Been more intimate than I ever thought we would be, but not this.
This feels wrong.
The confusion and uncertainty between us. I hate it.
Hadley’s staring out at the mountains towering over us, his gaze set on the peaks as he drinks his coffee.
My mind runs a million miles an hour as I try to find the words that will bridge what he said to what I need to tell him.
That this is just casual for me.
That I’m never going to choose him over my career.
. . . I’m the world’s biggest asshole.
The coffee burns all the way down. So it should.

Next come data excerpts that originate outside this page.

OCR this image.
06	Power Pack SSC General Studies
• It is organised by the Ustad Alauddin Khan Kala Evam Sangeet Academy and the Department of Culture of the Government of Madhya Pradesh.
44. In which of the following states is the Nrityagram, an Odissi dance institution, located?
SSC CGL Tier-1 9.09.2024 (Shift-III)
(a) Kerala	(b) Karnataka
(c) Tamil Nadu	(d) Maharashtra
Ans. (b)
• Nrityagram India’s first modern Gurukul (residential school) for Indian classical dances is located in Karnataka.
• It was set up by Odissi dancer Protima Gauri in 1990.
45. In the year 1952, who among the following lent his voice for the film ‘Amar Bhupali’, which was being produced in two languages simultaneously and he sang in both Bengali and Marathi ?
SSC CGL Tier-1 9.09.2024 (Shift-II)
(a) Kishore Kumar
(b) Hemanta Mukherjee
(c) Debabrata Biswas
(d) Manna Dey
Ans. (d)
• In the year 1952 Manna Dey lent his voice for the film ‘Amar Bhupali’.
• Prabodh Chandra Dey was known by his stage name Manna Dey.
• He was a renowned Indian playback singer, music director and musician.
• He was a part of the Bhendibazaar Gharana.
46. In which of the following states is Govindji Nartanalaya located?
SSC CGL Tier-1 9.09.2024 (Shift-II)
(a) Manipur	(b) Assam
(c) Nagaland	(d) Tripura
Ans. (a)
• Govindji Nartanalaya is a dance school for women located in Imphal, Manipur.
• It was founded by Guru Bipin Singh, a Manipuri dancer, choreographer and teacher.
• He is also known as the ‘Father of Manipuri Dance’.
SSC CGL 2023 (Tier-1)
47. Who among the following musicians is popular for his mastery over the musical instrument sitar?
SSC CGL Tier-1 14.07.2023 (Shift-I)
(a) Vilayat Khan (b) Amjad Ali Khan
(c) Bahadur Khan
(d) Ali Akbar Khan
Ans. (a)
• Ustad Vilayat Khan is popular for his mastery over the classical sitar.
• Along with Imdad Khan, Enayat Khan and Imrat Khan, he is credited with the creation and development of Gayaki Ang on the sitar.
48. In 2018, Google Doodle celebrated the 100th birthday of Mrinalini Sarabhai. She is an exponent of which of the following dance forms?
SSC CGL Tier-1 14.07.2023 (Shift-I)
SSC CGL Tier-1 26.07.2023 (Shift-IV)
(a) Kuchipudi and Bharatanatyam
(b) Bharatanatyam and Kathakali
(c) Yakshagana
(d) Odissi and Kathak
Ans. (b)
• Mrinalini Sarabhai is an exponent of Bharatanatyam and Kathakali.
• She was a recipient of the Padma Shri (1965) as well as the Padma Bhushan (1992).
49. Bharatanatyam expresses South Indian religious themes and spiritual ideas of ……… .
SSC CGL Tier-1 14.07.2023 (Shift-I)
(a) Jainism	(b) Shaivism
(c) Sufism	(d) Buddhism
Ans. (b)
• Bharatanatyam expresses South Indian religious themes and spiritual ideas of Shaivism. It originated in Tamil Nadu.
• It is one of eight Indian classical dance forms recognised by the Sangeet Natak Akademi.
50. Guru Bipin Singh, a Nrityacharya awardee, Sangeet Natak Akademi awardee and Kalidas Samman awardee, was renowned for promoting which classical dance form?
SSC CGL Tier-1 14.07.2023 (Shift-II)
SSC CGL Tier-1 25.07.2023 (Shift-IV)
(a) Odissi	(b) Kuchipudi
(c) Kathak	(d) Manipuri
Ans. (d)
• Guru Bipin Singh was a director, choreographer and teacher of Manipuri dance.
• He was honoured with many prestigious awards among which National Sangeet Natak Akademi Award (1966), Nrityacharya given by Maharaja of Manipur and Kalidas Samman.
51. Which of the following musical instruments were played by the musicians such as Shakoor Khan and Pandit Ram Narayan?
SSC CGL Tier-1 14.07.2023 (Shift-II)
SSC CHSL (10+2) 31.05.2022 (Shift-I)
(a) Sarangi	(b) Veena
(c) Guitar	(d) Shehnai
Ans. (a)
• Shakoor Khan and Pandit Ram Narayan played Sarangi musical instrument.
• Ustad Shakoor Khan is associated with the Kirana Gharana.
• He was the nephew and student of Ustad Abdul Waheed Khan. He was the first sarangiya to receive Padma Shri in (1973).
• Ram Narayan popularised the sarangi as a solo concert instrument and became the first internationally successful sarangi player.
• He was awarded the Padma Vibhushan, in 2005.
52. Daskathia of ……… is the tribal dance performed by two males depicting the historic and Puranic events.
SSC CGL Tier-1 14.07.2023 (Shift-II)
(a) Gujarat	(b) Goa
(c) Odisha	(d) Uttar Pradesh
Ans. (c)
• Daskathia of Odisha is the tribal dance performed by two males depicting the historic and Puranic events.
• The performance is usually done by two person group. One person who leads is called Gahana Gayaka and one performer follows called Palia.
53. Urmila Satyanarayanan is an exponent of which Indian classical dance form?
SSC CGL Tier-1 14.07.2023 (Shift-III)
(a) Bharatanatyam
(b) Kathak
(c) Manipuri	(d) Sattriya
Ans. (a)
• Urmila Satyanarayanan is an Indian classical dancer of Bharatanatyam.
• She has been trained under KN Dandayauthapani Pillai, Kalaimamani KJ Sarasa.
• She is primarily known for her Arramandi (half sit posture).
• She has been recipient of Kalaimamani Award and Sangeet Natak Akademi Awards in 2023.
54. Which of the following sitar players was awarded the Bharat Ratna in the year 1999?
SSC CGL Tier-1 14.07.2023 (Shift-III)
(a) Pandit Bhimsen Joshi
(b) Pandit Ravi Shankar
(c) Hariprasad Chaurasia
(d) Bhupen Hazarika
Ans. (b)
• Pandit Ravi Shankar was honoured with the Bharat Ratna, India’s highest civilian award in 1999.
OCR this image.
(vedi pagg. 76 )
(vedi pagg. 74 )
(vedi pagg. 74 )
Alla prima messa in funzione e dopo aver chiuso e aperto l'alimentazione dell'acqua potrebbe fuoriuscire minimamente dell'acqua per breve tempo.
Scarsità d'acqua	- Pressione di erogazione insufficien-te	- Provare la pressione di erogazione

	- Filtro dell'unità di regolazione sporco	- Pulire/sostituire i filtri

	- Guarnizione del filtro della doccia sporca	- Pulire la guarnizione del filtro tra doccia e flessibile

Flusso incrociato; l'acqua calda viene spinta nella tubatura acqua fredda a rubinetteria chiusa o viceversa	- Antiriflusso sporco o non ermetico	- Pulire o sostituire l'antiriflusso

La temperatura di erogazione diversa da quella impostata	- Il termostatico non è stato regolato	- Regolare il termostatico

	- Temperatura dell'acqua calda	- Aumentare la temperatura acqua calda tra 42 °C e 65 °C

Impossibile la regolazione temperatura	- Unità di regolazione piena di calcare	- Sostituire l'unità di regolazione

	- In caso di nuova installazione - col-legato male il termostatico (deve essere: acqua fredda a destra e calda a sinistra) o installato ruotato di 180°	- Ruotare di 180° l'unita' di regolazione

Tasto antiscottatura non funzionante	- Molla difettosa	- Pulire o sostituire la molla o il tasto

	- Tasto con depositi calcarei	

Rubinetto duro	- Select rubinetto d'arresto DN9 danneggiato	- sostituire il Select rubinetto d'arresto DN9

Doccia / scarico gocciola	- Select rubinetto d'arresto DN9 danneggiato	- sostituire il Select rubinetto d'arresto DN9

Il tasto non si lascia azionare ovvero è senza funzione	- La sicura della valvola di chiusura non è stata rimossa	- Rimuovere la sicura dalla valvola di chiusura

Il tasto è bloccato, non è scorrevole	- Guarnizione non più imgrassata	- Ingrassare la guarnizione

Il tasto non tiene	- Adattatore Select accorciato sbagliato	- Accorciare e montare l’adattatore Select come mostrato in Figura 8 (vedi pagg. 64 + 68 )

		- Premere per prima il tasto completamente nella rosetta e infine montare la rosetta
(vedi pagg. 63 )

I swallow the last mouthful and close my eyes, hands still cradling the mug. I roll my lips together, and my heart starts a frantic dance against my ribs as I try like hell to form the words. Fragments of what I want to say fling through my mind, and I have no chance of catching them and stringing them into something coherent.
“It’s real pretty here,” Hadley finally says. The first words out of his mouth after his last ones make my gut sink. He may as well have started talking about the weather.
“Ha—”
“It’s okay, Maggie. Got carried away, I guess.”
No.
No . . .
“Hadley,” I rasp.
“Let’s disappear into those mountains of yours, hey?” He downs the last of his coffee. I do the same, and we make for the exit.
“Just let me grab my stuff.” I take the stairs two at a time up to my room and grab up my phone and am back down before Mom or Brad ambush us.
I swipe up my keys for my tiny little car, Buzzy, and take Hadley’s hand. “We’re out of here.”